Saturday, March 24, 2012

day twenty-eight: sweet

I haven't been very sweet lately. I've snapped at Suzy, avoided people, and haven't been very kind in general. I get this way when I get stressed, busy, tired, etc. I get so focused on getting everything done - including our projects for this blog - that I forget to relax...and I forget to be kind to those I care about.

Today was a good reminder. I took some sugar-free candy to homebound church members in nursing homes. I went to see Frances, who is a lively lady recovering from a fall and extended illness; Jody, who can barely speak apart from a few grunts or moans; Mary, who can't hear it thunder; Florence, who often doesn't know where she is; Charles, who thinks he is a college administrator who travels the country; Ethel, a precious little old lady who is always so kind and thankful; and Diane, who usually doesn't know who I am.

In each case, I offered some sweet treats: chocolate, hard candies, butterscotch. But nobody wanted any! At best, I got a disinterested shrug and an acquiescent, "OK. I'll take some." None of them really cared about the candy.

What they did care about was the visit.
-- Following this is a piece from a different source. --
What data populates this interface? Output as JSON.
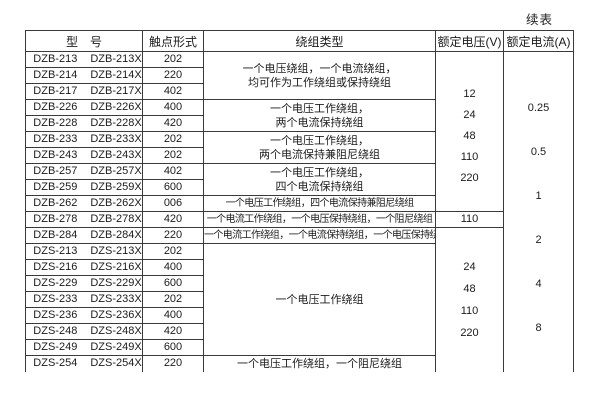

Each of them was so pleased to have a visitor, and to spend just a few moments chatting. I was thinking that the candy would be a good way to show them I cared. But just showing up meant more to them than any gift I could have brought. And they all kept saying something along the lines of, "You are so sweet to come."

I guess today's culinary care didn't depend as much on the "culinary" part, as long as the "caring" was there. And even though I wasn't feeling all that sweet, it's hard not to be with these senior adults.